Monday, June 19th, 2023

15:00 - 16:00

 

Local Glivenko-Cantelli (or: estimating the mean in infinite dimensions) 

 

Abstract

If $\mu$ is a distribution over the $d$-dimensional Boolean cube
$\set{0,1}^d$, our goal is to estimate its mean $p\in[0,1]^d$ based on
$n$ iid draws from $\mu$. Specifically, we consider the empirical mean
estimator $\hat p_n$ and study the expected maximal deviation
$\Delta_n=\E\max_{j\in[d]}|\hat p_n(j)-p(j)|$. In the classical
Universal Glivenko-Cantelli setting, one seeks distribution-free
(i.e., independent of $\mu$) bounds on $\Delta_n$. This regime is
well-understood: for all $\mu$, we have
$\Delta_n\lesssim\sqrt{\log(d)/n}$ up to universal constants, and the
bound is tight.

Our present work seeks to establish dimension-free (i.e., without an
explicit dependence on $d$) estimates on $\Delta_n$, including those
that hold for $d=\infty$. As such bounds must necessarily depend on
$\mu$, we refer to this regime as {\em local} Glivenko-Cantelli (also
known as $\mu$-GC), and are aware of very few previous bounds of this
type --- which are either "abstract" or quite sub-optimal.
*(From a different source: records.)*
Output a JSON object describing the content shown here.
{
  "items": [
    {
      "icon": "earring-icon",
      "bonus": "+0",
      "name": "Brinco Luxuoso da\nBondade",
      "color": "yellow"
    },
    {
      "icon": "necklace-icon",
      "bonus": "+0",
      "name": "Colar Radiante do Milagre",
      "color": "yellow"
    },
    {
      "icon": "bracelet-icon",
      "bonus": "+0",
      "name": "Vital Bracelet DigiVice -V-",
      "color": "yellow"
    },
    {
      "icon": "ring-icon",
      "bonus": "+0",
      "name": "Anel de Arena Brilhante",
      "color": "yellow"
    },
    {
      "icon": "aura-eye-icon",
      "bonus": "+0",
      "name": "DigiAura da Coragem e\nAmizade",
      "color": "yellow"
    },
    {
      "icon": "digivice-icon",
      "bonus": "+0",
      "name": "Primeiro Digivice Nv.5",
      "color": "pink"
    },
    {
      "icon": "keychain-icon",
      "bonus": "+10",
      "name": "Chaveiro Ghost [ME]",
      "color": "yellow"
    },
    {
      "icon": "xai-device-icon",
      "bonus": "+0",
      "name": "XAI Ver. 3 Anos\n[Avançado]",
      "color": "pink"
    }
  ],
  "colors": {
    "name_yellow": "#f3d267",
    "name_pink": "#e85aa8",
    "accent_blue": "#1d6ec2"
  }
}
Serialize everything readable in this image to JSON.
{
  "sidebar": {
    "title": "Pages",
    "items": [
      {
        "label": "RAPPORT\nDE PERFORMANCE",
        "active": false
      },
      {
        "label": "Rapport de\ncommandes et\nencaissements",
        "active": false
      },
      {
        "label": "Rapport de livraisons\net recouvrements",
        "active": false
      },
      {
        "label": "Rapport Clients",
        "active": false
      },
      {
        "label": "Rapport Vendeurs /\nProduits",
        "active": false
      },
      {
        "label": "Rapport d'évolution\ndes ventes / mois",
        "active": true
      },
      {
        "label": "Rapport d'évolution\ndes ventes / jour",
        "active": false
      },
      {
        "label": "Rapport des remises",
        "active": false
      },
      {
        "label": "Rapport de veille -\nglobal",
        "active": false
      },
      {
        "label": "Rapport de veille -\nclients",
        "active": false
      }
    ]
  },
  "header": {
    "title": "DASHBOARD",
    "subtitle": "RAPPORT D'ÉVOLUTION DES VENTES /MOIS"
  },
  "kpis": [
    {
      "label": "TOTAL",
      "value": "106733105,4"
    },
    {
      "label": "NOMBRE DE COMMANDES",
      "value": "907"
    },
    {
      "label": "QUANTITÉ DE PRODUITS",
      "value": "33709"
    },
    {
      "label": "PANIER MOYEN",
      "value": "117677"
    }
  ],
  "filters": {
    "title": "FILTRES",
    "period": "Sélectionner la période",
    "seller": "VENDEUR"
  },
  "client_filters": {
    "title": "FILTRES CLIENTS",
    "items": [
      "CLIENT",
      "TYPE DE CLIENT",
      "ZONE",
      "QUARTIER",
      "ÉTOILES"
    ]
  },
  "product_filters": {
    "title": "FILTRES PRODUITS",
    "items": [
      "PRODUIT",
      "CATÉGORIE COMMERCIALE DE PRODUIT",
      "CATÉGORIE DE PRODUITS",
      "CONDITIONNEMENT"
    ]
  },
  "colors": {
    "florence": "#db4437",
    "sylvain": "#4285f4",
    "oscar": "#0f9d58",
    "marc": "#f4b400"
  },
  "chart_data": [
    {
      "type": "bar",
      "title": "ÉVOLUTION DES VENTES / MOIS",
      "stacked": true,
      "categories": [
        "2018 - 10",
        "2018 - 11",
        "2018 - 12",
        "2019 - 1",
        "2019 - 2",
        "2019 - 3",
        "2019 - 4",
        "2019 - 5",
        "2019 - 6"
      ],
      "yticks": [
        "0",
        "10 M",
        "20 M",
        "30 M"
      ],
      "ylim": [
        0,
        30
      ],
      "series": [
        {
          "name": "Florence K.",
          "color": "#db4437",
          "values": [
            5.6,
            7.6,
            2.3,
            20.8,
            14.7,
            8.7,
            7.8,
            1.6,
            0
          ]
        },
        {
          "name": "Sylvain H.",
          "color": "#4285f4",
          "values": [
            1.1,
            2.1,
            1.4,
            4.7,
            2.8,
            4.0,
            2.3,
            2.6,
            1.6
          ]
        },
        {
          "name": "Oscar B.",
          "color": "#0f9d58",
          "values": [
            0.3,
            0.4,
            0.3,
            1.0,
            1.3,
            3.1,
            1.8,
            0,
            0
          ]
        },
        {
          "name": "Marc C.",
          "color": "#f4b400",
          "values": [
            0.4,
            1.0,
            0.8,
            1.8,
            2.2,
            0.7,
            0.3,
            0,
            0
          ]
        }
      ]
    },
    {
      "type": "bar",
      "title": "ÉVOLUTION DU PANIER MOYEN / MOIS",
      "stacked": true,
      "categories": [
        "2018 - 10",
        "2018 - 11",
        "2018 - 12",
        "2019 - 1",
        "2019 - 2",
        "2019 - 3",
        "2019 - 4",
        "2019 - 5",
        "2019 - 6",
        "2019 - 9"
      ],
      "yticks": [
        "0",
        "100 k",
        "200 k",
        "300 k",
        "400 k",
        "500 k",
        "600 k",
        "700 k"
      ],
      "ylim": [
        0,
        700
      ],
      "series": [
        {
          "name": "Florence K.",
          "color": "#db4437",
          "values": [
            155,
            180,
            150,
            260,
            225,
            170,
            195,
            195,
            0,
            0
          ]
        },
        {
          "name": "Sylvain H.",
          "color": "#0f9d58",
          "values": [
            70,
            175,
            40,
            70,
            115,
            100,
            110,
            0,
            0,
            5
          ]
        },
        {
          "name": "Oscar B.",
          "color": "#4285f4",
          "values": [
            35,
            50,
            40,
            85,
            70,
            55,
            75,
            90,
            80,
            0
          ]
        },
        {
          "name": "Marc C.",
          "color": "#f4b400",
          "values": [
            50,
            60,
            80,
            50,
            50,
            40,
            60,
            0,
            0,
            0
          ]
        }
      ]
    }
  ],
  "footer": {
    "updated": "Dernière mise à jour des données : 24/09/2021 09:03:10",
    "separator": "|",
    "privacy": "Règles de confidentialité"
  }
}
Already the
special case of product measures $\mu$ is rather non-trivial. We give
necessary and sufficient conditions on $\mu$ for $\Delta_n\to0$, and
calculate sharp rates for this decay. Along the way, we discover a
novel sub-gamma-type maximal inequality for shifted Bernoullis, of
independent interest.

A number of challenging open problems are posed for future research. Joint work with Doron Cohen.
https://arxiv.org/abs/2209.04054

 

Short Bio

Aryeh Kontorovich received his undergraduate degree in mathematics with a certificate in applied mathematics from Princeton University in 2001. His M.Sc. and Ph.D. are from Carnegie Mellon University, where he graduated in 2007. After a postdoctoral fellowship at the Weizmann Institute of Science, he joined the Computer Science department at Ben-Gurion University of the Negev in 2009, where he is currently a full professor. His research interests are mainly in machine learning, with a focus on probability, statistics, Markov chains, and metric spaces.
He served as the director of the Ben-Gurion University Data Science Research Center during 2021-2022.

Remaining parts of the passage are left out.